Stacking and Residuals

No matter how it is parameterized, the capability of a single-layer Naive Bayes model is always limited, so we need to further increase the complexity of the model. From the perspective of neural networks, the primary way to increase model complexity is to increase depth, which means stacking layer upon layer. So, how do we understand this stacking from the perspective of probability distributions? The answer is latent variable models.

A latent variable model introduces hidden variables $z_1, z_2, \cdots, z_{t-1}$ such that:

\begin{equation}p(x_t|x_1,\cdots,x_{t-1}) = \int p(x_t|z_1,\cdots,z_{t-1})p(z_1,\cdots,z_{t-1}|x_1,\cdots,x_{t-1})dz_1 \cdots dz_{t-1}\end{equation}

Simply put, this involves superimposing simple distributions to fit more complex ones, which is consistent with the idea of GMM (Gaussian Mixture Models). Based on previous discussions, we also model $p(x_t|z_1,\cdots,z_{t-1})$ using Naive Bayes, which means it is a single layer of Attention at the feature level. For $p(z_1,\cdots,z_{t-1}|x_1,\cdots,x_{t-1})$, following the characteristics of autoregressive models, we decompose it as:

\begin{equation}p(z_1,\cdots,z_{t-1}|x_1,\cdots,x_{t-1}) = \prod_{k=1}^{t-1} p(z_k|x_1,\cdots,x_k)\end{equation}

In this way, each $p(z_k|x_1,\cdots,x_k)$ has the same form as $p(x_t|z_1,\cdots,z_{t-1})$, so it can also be modeled using Naive Bayes. For simplicity, we define $z_k$ as a continuous variable, and $p(z_k|x_1,\cdots,x_k)$ as a Dirac distribution. Consequently, the integral can be calculated directly, and the result is the stacking of two layers of Attention.

Finally, another key component in Transformer is the residual connection. In fact, it generalizes Equation $\eqref{eq:nb-core}$ as:

\begin{equation}\log p(x_t|x_1,\cdots,x_{t-1}) = \log p(x_t|x_{t-1}) + \sum_j a_{t,j} \log p(x_t|x_j) + \text{constant}\end{equation}

This can be understood as a type of Pooling that emphasizes the status of the 2-gram, acting as a kind of prior. Finally, the remaining components like FeedForward layers and LayerNorm layers do not involve interactions between tokens and can be understood as more complexly parameterized Naive Bayes.
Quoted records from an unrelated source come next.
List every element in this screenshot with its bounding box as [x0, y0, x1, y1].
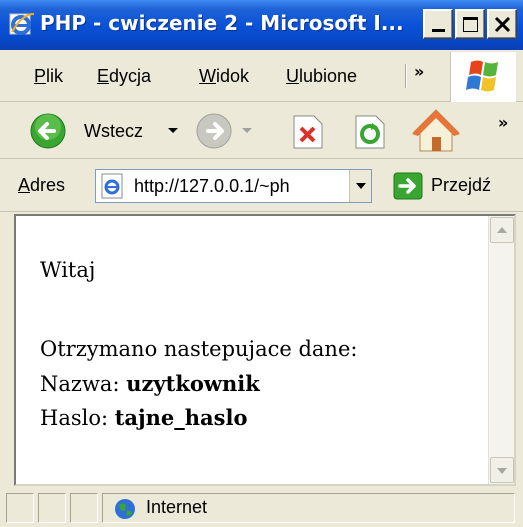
scroll-up-button[interactable]: [490, 217, 514, 243]
menu-item-plik[interactable]: Plik: [34, 66, 63, 87]
windows-flag-icon: [450, 52, 516, 102]
go-arrow-icon[interactable]: [393, 172, 423, 200]
minimize-icon: [432, 29, 445, 32]
name-label: Nazwa:: [40, 372, 127, 396]
home-icon[interactable]: [410, 107, 462, 155]
menu-bar: Plik Edycja Widok Ulubione »: [0, 50, 523, 102]
menu-separator: [405, 64, 407, 88]
status-bar: Internet: [0, 487, 523, 527]
chevron-down-icon: [497, 468, 507, 474]
address-input[interactable]: http://127.0.0.1/~ph: [95, 169, 372, 203]
received-text: Otrzymano nastepujace dane:: [40, 337, 358, 361]
forward-arrow-icon[interactable]: [196, 113, 232, 149]
chevron-down-icon: [356, 183, 366, 189]
menu-item-label: lubione: [299, 66, 358, 86]
menu-item-label: E: [97, 66, 110, 86]
password-label: Haslo:: [40, 406, 115, 430]
menu-item-label: lik: [46, 66, 64, 86]
security-zone-label: Internet: [146, 497, 208, 517]
greeting-text: Witaj: [40, 258, 96, 282]
windows-logo-icon: [466, 60, 498, 92]
page-viewport[interactable]: Witaj Otrzymano nastepujace dane: Nazwa:…: [14, 214, 516, 486]
globe-icon: [115, 499, 135, 519]
back-arrow-icon[interactable]: [30, 113, 66, 149]
vertical-scrollbar[interactable]: [488, 216, 514, 484]
status-cell: [70, 493, 98, 523]
refresh-icon[interactable]: [354, 115, 386, 149]
menu-item-ulubione[interactable]: Ulubione: [286, 66, 357, 87]
page-content: Witaj Otrzymano nastepujace dane: Nazwa:…: [16, 216, 490, 484]
browser-window: PHP - cwiczenie 2 - Microsoft I... Plik …: [0, 0, 523, 527]
name-value: uzytkownik: [126, 371, 260, 396]
maximize-button[interactable]: [455, 9, 485, 39]
menu-item-label: idok: [216, 66, 250, 86]
password-value: tajne_haslo: [114, 405, 248, 430]
maximize-icon: [463, 17, 478, 32]
back-dropdown-arrow-icon[interactable]: [168, 128, 178, 133]
forward-dropdown-arrow-icon[interactable]: [242, 128, 252, 133]
menu-item-label: dycja: [109, 66, 152, 86]
menu-item-widok[interactable]: Widok: [199, 66, 249, 87]
address-label: Adres: [18, 175, 65, 196]
scroll-down-button[interactable]: [490, 457, 514, 483]
menu-more-chevron-icon[interactable]: »: [414, 62, 424, 81]
address-label-part: dres: [30, 175, 66, 195]
go-button-label[interactable]: Przejdź: [431, 175, 491, 196]
name-line: Nazwa: uzytkownik: [40, 367, 260, 401]
stop-icon[interactable]: [292, 115, 324, 149]
menu-item-label: U: [286, 66, 299, 86]
chevron-up-icon: [497, 227, 507, 233]
ie-logo-icon: [9, 13, 35, 35]
status-cell: [6, 493, 34, 523]
close-button[interactable]: [487, 9, 517, 39]
address-url: http://127.0.0.1/~ph: [134, 176, 290, 196]
standard-toolbar: Wstecz »: [0, 103, 523, 159]
window-title: PHP - cwiczenie 2 - Microsoft I...: [40, 11, 404, 35]
address-dropdown-button[interactable]: [349, 170, 371, 202]
close-icon: [494, 16, 511, 33]
password-line: Haslo: tajne_haslo: [40, 401, 247, 435]
toolbar-more-chevron-icon[interactable]: »: [498, 113, 508, 132]
menu-item-label: P: [34, 66, 47, 86]
status-cell: [38, 493, 66, 523]
minimize-button[interactable]: [423, 9, 453, 39]
menu-item-label: W: [199, 66, 216, 86]
address-bar: Adres http://127.0.0.1/~ph Przejdź: [0, 160, 523, 212]
page-icon: [101, 173, 123, 199]
title-bar[interactable]: PHP - cwiczenie 2 - Microsoft I...: [0, 0, 523, 50]
address-label-part: A: [18, 175, 31, 195]
back-button-label[interactable]: Wstecz: [84, 121, 143, 142]
menu-item-edycja[interactable]: Edycja: [97, 66, 151, 87]
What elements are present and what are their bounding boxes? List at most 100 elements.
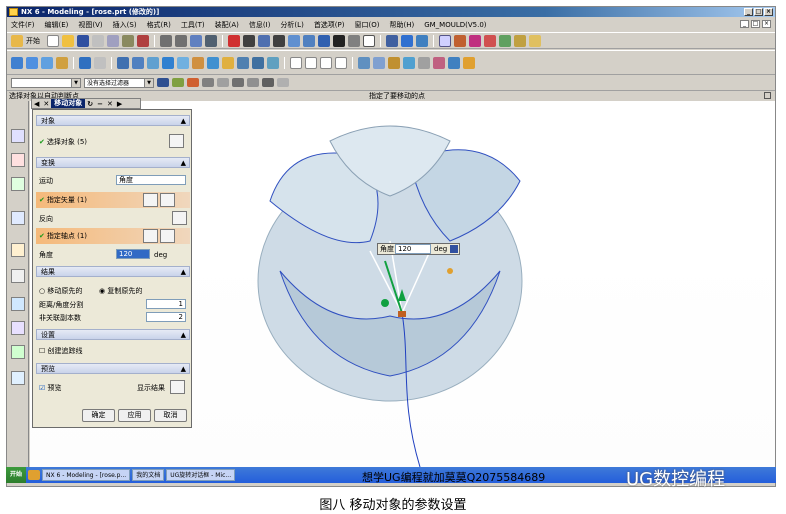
filter-combo[interactable]: 没有选择过滤器 ▼: [84, 77, 154, 88]
menu-preferences[interactable]: 首选项(P): [314, 20, 345, 30]
section-settings[interactable]: 设置 ▲: [36, 329, 190, 340]
transform-icon[interactable]: [433, 56, 445, 69]
vector-dialog-button[interactable]: [143, 193, 158, 207]
assembly-navigator-icon[interactable]: [11, 129, 25, 143]
sweep-icon[interactable]: [41, 56, 53, 69]
plane-icon[interactable]: [484, 34, 496, 47]
line-icon[interactable]: [290, 56, 302, 69]
edge-blend-icon[interactable]: [222, 56, 234, 69]
trim-body-icon[interactable]: [388, 56, 400, 69]
thicken-icon[interactable]: [418, 56, 430, 69]
preview-checkbox[interactable]: ☑ 预览: [39, 383, 62, 393]
axis-point-marker[interactable]: [398, 311, 406, 317]
menu-assemblies[interactable]: 装配(A): [215, 20, 239, 30]
revolve-icon[interactable]: [26, 56, 38, 69]
section-objects[interactable]: 对象 ▲: [36, 115, 190, 126]
select-objects-row[interactable]: ✔ 选择对象 (5): [39, 137, 87, 147]
task-word[interactable]: UG旋转对话框 - Mic...: [166, 469, 236, 481]
crosshair-select-button[interactable]: [169, 134, 184, 148]
unite-icon[interactable]: [117, 56, 129, 69]
menu-file[interactable]: 文件(F): [11, 20, 35, 30]
quick-launch-icon[interactable]: [28, 470, 41, 480]
select-icon[interactable]: [190, 34, 202, 47]
views-icon[interactable]: [348, 34, 360, 47]
open-folder-icon[interactable]: [62, 34, 74, 47]
rotate-icon[interactable]: [273, 34, 285, 47]
dialog-left-arrow-icon[interactable]: ◀: [32, 100, 41, 108]
save-icon[interactable]: [77, 34, 89, 47]
start-icon[interactable]: [11, 34, 23, 47]
section-transform[interactable]: 变换 ▲: [36, 157, 190, 168]
intersect-icon[interactable]: [147, 56, 159, 69]
snap-quadrant-icon[interactable]: [247, 78, 259, 87]
boss-icon[interactable]: [177, 56, 189, 69]
new-file-icon[interactable]: [47, 34, 59, 47]
copy-icon[interactable]: [107, 34, 119, 47]
menu-help[interactable]: 帮助(H): [389, 20, 414, 30]
popup-dropdown-icon[interactable]: [450, 245, 458, 253]
show-result-button[interactable]: [170, 380, 185, 394]
angle-input[interactable]: 120: [116, 249, 150, 259]
point-icon[interactable]: [469, 34, 481, 47]
move-original-radio[interactable]: ○ 移动原先的: [39, 286, 82, 296]
cancel-button[interactable]: 取消: [154, 409, 187, 422]
vector-type-button[interactable]: [160, 193, 175, 207]
datum-icon[interactable]: [454, 34, 466, 47]
subtract-icon[interactable]: [132, 56, 144, 69]
reuse-library-icon[interactable]: [11, 211, 25, 225]
mesh-icon[interactable]: [514, 34, 526, 47]
menu-edit[interactable]: 编辑(E): [45, 20, 69, 30]
selection-scope-icon[interactable]: [157, 78, 169, 87]
web-browser-icon[interactable]: [11, 345, 25, 359]
doc-minimize-button[interactable]: _: [740, 20, 749, 28]
tracking-lines-checkbox[interactable]: ☐ 创建追踪线: [39, 346, 83, 356]
section-result[interactable]: 结果 ▲: [36, 266, 190, 277]
shell-icon[interactable]: [252, 56, 264, 69]
through-curves-icon[interactable]: [373, 56, 385, 69]
measure-icon[interactable]: [463, 56, 475, 69]
menu-window[interactable]: 窗口(O): [355, 20, 380, 30]
section-icon[interactable]: [386, 34, 398, 47]
non-associative-copies-input[interactable]: 2: [146, 312, 186, 322]
zoom-icon[interactable]: [243, 34, 255, 47]
pad-icon[interactable]: [207, 56, 219, 69]
fit-icon[interactable]: [228, 34, 240, 47]
process-studio-icon[interactable]: [11, 297, 25, 311]
angle-popup[interactable]: 角度 120 deg: [377, 243, 460, 255]
csys-icon[interactable]: [499, 34, 511, 47]
paste-icon[interactable]: [122, 34, 134, 47]
dialog-close-x-icon[interactable]: ✕: [41, 100, 51, 108]
hole-icon[interactable]: [162, 56, 174, 69]
menu-tools[interactable]: 工具(T): [181, 20, 205, 30]
snap-intersect-icon[interactable]: [217, 78, 229, 87]
point-type-button[interactable]: [160, 229, 175, 243]
surface-icon[interactable]: [358, 56, 370, 69]
snap-endpoint-icon[interactable]: [172, 78, 184, 87]
history-icon[interactable]: [11, 243, 25, 257]
extrude-icon[interactable]: [11, 56, 23, 69]
redo-icon[interactable]: [175, 34, 187, 47]
distance-angle-div-input[interactable]: 1: [146, 299, 186, 309]
popup-angle-input[interactable]: 120: [395, 244, 431, 254]
motion-select[interactable]: 角度: [116, 175, 186, 185]
doc-restore-button[interactable]: □: [751, 20, 760, 28]
command-finder-icon[interactable]: [205, 34, 217, 47]
offset-curve-icon[interactable]: [335, 56, 347, 69]
snap-center-icon[interactable]: [232, 78, 244, 87]
system-materials-icon[interactable]: [11, 269, 25, 283]
section-preview[interactable]: 预览 ▲: [36, 363, 190, 374]
arc-icon[interactable]: [305, 56, 317, 69]
shaded-icon[interactable]: [318, 34, 330, 47]
point-dialog-button[interactable]: [143, 229, 158, 243]
edit-icon[interactable]: [529, 34, 541, 47]
maximize-button[interactable]: □: [754, 8, 763, 16]
roles-icon[interactable]: [11, 321, 25, 335]
perspective-icon[interactable]: [303, 34, 315, 47]
dialog-reset-icon[interactable]: ↻: [85, 100, 95, 108]
sew-icon[interactable]: [403, 56, 415, 69]
minimize-button[interactable]: _: [744, 8, 753, 16]
dialog-right-arrow-icon[interactable]: ▶: [115, 100, 124, 108]
reverse-direction-button[interactable]: [172, 211, 187, 225]
menu-insert[interactable]: 插入(S): [113, 20, 137, 30]
task-nx[interactable]: NX 6 - Modeling - [rose.p...: [42, 469, 131, 481]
Admittedly, such a broad explanation might seem a bit forced. However, my original intention was not to perfectly explain Transformer or Attention, but to gain new insights regarding context length extrapolation from the Naive Bayes perspective. Unfortunately, I have not yet achieved the expected results. Nevertheless, even if it seems like blind narcissism, I still believe the aforementioned perspective of Naive Bayes and latent variable models has further potential for exploration. For instance, it seems we can use the Naive Bayes perspective to explain why In-Context Learning in Attention-based language models works.

Summary

This article explains the connection between Naive Bayes and the Attention mechanism, showing that Attention can be viewed as a generalized form of Naive Bayes. From this perspective, we can further understand concepts such as stacking and residuals in Attention.